Por eso, a los 54 soldados con mejores calificaciones les queda poco tiempo para celebraciones. Tras superar un examen de paracaidismo, los elegidos empiezan una nueva fase de selección este mismo mes, un curso de otros cuatro meses de duración (o nueve, en el caso de los mandos) en el que «sobrevive el que se adapta», resume Javier. Los peores días, hasta dos semanas, llegan poco antes de Navidad. En la jerga del Ejército se conoce como endurecimiento. «Es el infierno», define el capitán. «Uno de los peores momentos que recuerdo como militar», se sincera. «Una noche de invierno, por la montaña, cargando durante horas una ametralladora que pesaba como un muerto, calado hasta los huesos y con los pies helados. No habíamos dormido, no habíamos comido. Solo quería meterme en un agujero y que todo se acabara», relata. «El día y la noche solo se diferencian porque el sol y la luna están en el cielo», lo que quiere decir que a las dos o a las tres de la mañana -por ejemplo- toca diana para tirarse a la montaña a correr muchos kilómetros bajo la lluvia y a la vuelta espera una lata de sardinas, como mucho, y las correspondientes clases del curso. Tiro (de aquí salen los francotiradores del ejército), topografía, transmisiones, táctica, mecánica o informática avanzada, entre otras. Y cuidado con dormirse en el pupitre. Al día siguiente, más de lo mismo. O mucho peor. «Se trata de buscar el límite de los soldados», explica el #capitán.
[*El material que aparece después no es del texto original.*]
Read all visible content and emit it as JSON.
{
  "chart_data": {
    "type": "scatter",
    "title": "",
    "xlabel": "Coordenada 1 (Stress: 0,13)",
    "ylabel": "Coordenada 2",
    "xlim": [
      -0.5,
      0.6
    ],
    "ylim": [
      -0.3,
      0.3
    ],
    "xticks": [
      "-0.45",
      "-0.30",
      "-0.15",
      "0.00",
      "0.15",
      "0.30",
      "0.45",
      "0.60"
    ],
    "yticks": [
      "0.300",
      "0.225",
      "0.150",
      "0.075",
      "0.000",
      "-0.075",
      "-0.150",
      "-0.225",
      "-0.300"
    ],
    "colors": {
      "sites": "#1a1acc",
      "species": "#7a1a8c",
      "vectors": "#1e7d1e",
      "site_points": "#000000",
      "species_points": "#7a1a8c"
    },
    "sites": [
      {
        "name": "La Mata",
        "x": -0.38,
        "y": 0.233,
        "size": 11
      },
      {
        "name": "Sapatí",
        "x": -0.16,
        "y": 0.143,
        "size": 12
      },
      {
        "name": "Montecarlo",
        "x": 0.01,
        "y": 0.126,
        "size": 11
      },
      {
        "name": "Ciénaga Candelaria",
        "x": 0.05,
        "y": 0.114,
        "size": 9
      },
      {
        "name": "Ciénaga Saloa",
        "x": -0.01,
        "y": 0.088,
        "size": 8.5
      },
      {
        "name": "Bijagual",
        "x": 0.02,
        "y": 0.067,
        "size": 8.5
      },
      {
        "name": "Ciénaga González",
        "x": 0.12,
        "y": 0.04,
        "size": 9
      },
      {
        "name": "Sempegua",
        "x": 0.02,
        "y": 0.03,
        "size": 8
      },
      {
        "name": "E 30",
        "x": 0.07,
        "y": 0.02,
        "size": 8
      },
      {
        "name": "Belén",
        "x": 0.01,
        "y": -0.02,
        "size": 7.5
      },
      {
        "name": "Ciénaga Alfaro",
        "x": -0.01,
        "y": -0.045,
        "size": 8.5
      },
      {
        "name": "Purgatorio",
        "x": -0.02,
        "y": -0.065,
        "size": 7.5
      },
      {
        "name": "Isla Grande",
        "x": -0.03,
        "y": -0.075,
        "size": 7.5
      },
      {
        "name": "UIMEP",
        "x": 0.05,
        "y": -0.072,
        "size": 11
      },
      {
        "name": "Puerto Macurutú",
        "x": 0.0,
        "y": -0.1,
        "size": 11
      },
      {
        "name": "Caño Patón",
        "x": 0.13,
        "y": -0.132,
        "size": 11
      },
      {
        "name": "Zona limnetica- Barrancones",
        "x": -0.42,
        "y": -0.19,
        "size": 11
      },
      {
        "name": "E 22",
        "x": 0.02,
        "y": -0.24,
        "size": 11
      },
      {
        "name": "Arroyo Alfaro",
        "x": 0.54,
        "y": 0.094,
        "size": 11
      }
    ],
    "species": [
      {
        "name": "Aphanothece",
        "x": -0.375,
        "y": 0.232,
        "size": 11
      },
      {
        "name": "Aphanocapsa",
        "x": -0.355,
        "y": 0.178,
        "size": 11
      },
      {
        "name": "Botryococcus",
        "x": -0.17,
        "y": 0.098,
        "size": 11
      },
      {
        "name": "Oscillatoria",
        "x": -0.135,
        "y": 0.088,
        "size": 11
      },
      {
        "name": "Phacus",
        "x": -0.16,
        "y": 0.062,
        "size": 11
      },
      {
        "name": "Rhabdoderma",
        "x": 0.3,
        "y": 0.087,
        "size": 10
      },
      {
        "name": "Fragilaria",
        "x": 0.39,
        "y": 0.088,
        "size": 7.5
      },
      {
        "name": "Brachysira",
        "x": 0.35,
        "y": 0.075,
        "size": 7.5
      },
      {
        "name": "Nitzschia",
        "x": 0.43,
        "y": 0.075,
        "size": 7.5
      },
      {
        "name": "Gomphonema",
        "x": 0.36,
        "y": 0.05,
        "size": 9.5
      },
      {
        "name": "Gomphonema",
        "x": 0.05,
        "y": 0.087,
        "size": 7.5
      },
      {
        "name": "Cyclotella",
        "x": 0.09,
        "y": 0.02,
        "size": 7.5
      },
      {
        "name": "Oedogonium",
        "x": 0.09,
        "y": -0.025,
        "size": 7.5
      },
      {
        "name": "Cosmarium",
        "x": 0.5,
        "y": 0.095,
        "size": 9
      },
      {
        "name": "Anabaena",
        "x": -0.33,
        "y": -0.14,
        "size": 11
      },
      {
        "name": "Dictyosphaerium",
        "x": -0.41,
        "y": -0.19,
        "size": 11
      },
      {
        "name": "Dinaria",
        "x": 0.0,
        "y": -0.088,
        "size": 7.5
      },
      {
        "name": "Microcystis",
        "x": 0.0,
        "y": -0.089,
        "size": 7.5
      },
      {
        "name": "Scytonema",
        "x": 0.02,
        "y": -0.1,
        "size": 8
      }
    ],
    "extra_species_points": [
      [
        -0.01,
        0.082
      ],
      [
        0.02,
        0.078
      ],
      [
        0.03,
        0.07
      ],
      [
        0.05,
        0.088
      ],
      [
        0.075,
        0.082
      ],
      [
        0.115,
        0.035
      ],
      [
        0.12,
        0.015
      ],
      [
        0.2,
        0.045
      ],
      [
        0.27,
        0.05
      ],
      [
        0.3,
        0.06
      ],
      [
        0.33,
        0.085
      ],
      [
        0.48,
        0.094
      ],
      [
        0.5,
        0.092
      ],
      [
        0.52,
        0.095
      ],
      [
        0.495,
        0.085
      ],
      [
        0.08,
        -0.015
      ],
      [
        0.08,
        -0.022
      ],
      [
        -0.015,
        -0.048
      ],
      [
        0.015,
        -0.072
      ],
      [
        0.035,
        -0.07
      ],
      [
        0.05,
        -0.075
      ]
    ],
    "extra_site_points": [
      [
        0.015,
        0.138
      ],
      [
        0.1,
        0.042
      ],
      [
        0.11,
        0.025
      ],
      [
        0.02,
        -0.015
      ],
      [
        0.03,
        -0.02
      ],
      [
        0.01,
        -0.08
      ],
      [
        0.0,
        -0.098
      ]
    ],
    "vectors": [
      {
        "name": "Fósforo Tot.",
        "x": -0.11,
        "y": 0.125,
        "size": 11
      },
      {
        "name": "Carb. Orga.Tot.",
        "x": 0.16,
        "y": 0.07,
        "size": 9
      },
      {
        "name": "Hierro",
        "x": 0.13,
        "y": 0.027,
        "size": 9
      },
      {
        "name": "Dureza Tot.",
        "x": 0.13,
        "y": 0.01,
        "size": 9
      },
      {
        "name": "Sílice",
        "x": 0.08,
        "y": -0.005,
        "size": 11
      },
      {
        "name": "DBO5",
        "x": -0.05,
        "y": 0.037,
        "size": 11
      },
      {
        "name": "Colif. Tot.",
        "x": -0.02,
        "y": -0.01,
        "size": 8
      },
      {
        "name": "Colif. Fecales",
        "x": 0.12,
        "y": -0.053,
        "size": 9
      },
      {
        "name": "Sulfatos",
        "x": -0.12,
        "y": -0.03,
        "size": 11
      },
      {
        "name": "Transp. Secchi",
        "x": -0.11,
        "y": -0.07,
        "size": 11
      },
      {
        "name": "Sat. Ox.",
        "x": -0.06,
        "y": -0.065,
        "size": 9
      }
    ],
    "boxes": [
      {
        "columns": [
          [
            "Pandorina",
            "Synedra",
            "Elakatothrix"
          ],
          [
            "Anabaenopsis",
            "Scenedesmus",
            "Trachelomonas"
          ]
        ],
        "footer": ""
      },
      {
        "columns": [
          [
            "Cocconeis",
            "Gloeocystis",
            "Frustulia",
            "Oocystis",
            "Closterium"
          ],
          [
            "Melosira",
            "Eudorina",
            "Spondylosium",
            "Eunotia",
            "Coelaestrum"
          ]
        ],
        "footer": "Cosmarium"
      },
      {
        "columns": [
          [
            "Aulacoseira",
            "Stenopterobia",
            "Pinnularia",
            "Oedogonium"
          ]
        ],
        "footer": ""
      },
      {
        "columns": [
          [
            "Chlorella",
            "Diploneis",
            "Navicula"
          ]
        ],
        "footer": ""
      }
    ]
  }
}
Tampoco son fáciles los días de supervivencia. A los aspirantes se les abandona en el monte con lo puesto. Y a sobrevivir. «No son Astérix ni Obélix. Aquí no vienen con jabalíes para comérselos en la cena. Pasan muchísima hambre. Se han registrado verdaderas experiencias místicas», sonríe el instructor jefe.

- ¿A qué se refiere?

- Bueno, aspirantes que lo pasan tan mal que esos días comulgan con la tierra y el cielo, se olvidan de lo mundano y solo piensan en lo trascendente. Muchos se rinden. Pero el verdadero guerrero es el que se cae y se vuelve a levantar.

No se trata «de putear gratuita y arbitrariamente». Ni siquiera en la prueba del prisionero, que hace años levantó una buena polvareda por la violencia física que incluían los ejercicios, pero que ahora están «regulados por la OTAN». Para experimentar el estrés de un prisionero de guerra, a los soldados se les aísla, se les encapucha, se les pone música árabe... Y, si quieren hacer sus necesidades, se les ofrece un cubo. Poca bebida y menos comida. «Nada inhumano, ¿eh? Sin violencia alguna, por supuesto», rebaja el capitán. «¡No quisieran ser prisioneros del Estado Islámico!». Simplemente, «no podemos permitirnos que nuestra gente entre en pánico en plena misión. Ese pánico tiene que estar superado de antemano». Por eso estas pruebas convierten a los boinas verdes en «los más duros del Ejército». El capitán no lo esconde: «Apunta, apunta, que no se te olvide: están los guerrilleros, y luego está el resto».